Happy Tuesday, bibliophiles!
Whoops…I’ve been meaning to review this for…oh, about a month? But studying for AP tests and finals just said “no you won’t :)” so here we are now
And this is also the first review I’ve written in a month, so…
[ahem] now back to our scheduled program
I found out about this book via Edelweiss, and the more I heard about it, the more excited I got; Star Wars-inspired sci-fi with tons of queer characters, found family, and a gorgeous cover? SIGN ME UP. So I preordered it at the beginning of this year, and it came in the mail last month. And although it wasn’t exactly everything that I wanted it to be, it was still a lot of fun!
Enjoy this week’s review!
On the surface, Tina Mains is an ordinary teenage girl, but she hides an earth-shattering secret: she’s the secret clone of a great alien general. When she comes of age, her destiny is to reunite with her old crewmates in order to defeat intergalactic evil.
So when her beacon finally activates, Tina and her best friend are launched into space, joined by a myriad of aliens and an enlisted squad of self-proclaimed nerds from Earth. As Tina struggles to grapple with her transformation, she realizes that it’ll take more than just inherited wisdom to save the galaxy from annihilation.
TW/CW: violence, transphobia, racism, mentions of abuse (past), eugenics
The more I found out about this one, the more excited I got, because…yeah, I’ll pick up anything that’s billed as a “queer space opera.” (Hey. I’m a woman of simple tastes.) But although it wasn’t without its flaws, Victories Greater Than Death was SO much fun!
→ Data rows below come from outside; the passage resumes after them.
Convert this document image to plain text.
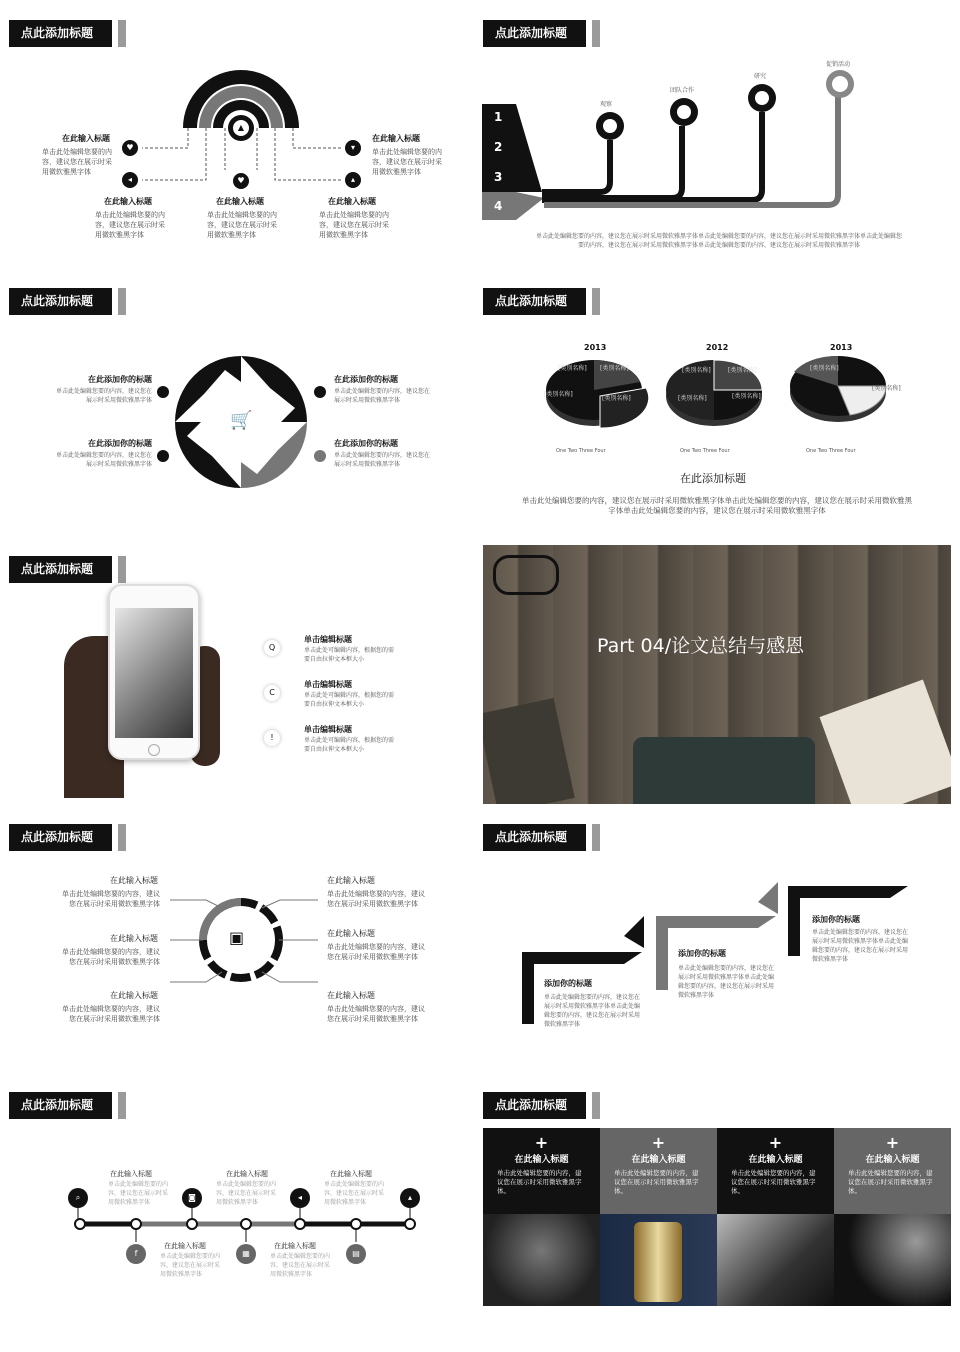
点此添加标题
♥
◂	♥
▾
▴
▲
在此输入标题
单击此处编辑您要的内容，建议您在展示时采用微软雅黑字体
在此输入标题
单击此处编辑您要的内容，建议您在展示时采用微软雅黑字体
在此输入标题
单击此处编辑您要的内容，建议您在展示时采用微软雅黑字体
在此输入标题
单击此处编辑您要的内容，建议您在展示时采用微软雅黑字体
在此输入标题
单击此处编辑您要的内容，建议您在展示时采用微软雅黑字体
点此添加标题
1
2
3
4
观察
团队合作
研究
促销活动
单击此处编辑您要的内容，建议您在展示时采用微软雅黑字体单击此处编辑您要的内容，建议您在展示时采用微软雅黑字体单击此处编辑您要的内容，建议您在展示时采用微软雅黑字体单击此处编辑您要的内容，建议您在展示时采用微软雅黑字体
点此添加标题
🛒
在此添加你的标题
单击此处编辑您要的内容，建议您在展示时采用微软雅黑字体
在此添加你的标题
单击此处编辑您要的内容，建议您在展示时采用微软雅黑字体
在此添加你的标题
单击此处编辑您要的内容，建议您在展示时采用微软雅黑字体
在此添加你的标题
单击此处编辑您要的内容，建议您在展示时采用微软雅黑字体
点此添加标题
2013	2012	2013
[类别名称]
[类别名称]
[类别名称]
[类别名称]
[类别名称]	[类别名称]
[类别名称]	[类别名称]
[类别名称]
[类别名称]
One Two Three Four	One Two Three Four	One Two Three Four
在此添加标题
单击此处编辑您要的内容，建议您在展示时采用微软雅黑字体单击此处编辑您要的内容，建议您在展示时采用微软雅黑字体单击此处编辑您要的内容，建议您在展示时采用微软雅黑字体
点此添加标题
Q
C
!
单击编辑标题
单击此处可编辑内容，根据您的需要自由拉伸文本框大小
单击编辑标题
单击此处可编辑内容，根据您的需要自由拉伸文本框大小
单击编辑标题
单击此处可编辑内容，根据您的需要自由拉伸文本框大小
Part 04/论文总结与感恩
点此添加标题
▣
在此输入标题
单击此处编辑您要的内容，建议您在展示时采用微软雅黑字体
在此输入标题
单击此处编辑您要的内容，建议您在展示时采用微软雅黑字体
在此输入标题
单击此处编辑您要的内容，建议您在展示时采用微软雅黑字体
在此输入标题
单击此处编辑您要的内容，建议您在展示时采用微软雅黑字体
在此输入标题
单击此处编辑您要的内容，建议您在展示时采用微软雅黑字体
在此输入标题
单击此处编辑您要的内容，建议您在展示时采用微软雅黑字体
点此添加标题
添加你的标题
单击此处编辑您要的内容，建议您在展示时采用微软雅黑字体单击此处编辑您要的内容，建议您在展示时采用微软雅黑字体
添加你的标题
单击此处编辑您要的内容，建议您在展示时采用微软雅黑字体单击此处编辑您要的内容，建议您在展示时采用微软雅黑字体
添加你的标题
单击此处编辑您要的内容，建议您在展示时采用微软雅黑字体单击此处编辑您要的内容，建议您在展示时采用微软雅黑字体
点此添加标题
⌕	◙	◂	▴
f	▦	▤
在此输入标题
单击此处编辑您要的内容，建议您在展示时采用微软雅黑字体
在此输入标题
单击此处编辑您要的内容，建议您在展示时采用微软雅黑字体
在此输入标题
单击此处编辑您要的内容，建议您在展示时采用微软雅黑字体
在此输入标题
单击此处编辑您要的内容，建议您在展示时采用微软雅黑字体
在此输入标题
单击此处编辑您要的内容，建议您在展示时采用微软雅黑字体
点此添加标题
+
在此输入标题
单击此处编辑您要的内容，建议您在展示时采用微软雅黑字体。
+
在此输入标题
单击此处编辑您要的内容，建议您在展示时采用微软雅黑字体。
+
在此输入标题
单击此处编辑您要的内容，建议您在展示时采用微软雅黑字体。
+
在此输入标题
单击此处编辑您要的内容，建议您在展示时采用微软雅黑字体。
My major criticism was the pacing. Most space opera is generally pretty fast-paced, but this was…far too much so. I like for things to move along quickly, but for the first half of Victories, everything seemed to happen in mere seconds. We’re on Earth? Nope. WHAM. Weird stuff’s immediately happening. Next page? Different weird thing. WITHOUT MERCY. The pacing made my head spin a bit, but luckily, this was my only major criticism.
Otherwise? GAAAH THIS WAS SO MUCH FUN! The world needs more sci-fi like this; diverse, and with a balanced tone juggling light-hearted fun and grave action. Tina’s struggle as she was thrust into a completely unfamiliar world of aliens and intergalactic politics (and not to mention her newfound legacy) was wonderfully relatable, and I had so much fun tagging along with her adventures across the galaxy. The representation was also incredible: Tina herself is bi/pan, her love interest is a Black trans woman who is also bi/pan, there’s Black, Chinese, and Indian side characters, and many of the alien crewmates have a variety of pronouns. And I’m always up for normalizing asking for people’s pronouns in introductions, and there’s lots of that.
One of the unique aspects of Victories Greater Than Death is that Anders took some pitfalls that most books handle poorly and used them to her advantage. There’s quite a lot of infodumping, but there’s a good reason for it – as Tina is making the transition from her human self to her original alien form, her brain is filling in the gaps as the information from her old life is returning to her. Normally, I absolutely despite infodumps (don’t we all, though?), but this was a genius way to make it work! There was also a huge cast – Tina, Rachel, the rest of the humans, plus all of her alien crewmates; it was tough to remember all of them for most of the book, but weirdly enough, the high body count…helped? Most of the alien characters were fairly underdeveloped, but the ones that we knew almost nothing about were killed off by the end of the book, which…morbidly enough, made things a bit less confusing. Morbid, I know, but I think there had to be at least 20 characters in all. (Same deal with season 4 of Fargo, if you think about it – super wide cast of characters, but at least 80% of them die by the end, so…)
Through it all, though, Victories Greater Than Death made me feel a little warm and fuzzy inside; even though these characters face unbeatable odds, they’re consistently there for each other. No matter their backgrounds or beliefs, they stuck together no matter what. It’s such a sweet found family story.
All in all, a YA sci-fi that was messy and a bit *toooooooo* fast at worst, but diverse, light-hearted, and colorful at best. 3.5 stars!
Victories Greater Than Death is the first in the Unstoppable trilogy, followed by two untitled (as of now) books set to come out in 2022 and 2023, respectively. Charlie Jane Anders is also the author of All the Birds in the Sky, The City in the Middle of the Night, and several other novels.
That’s it for this week’s Book Review Tuesday! Have a wonderful rest of your day, and take care of yourselves!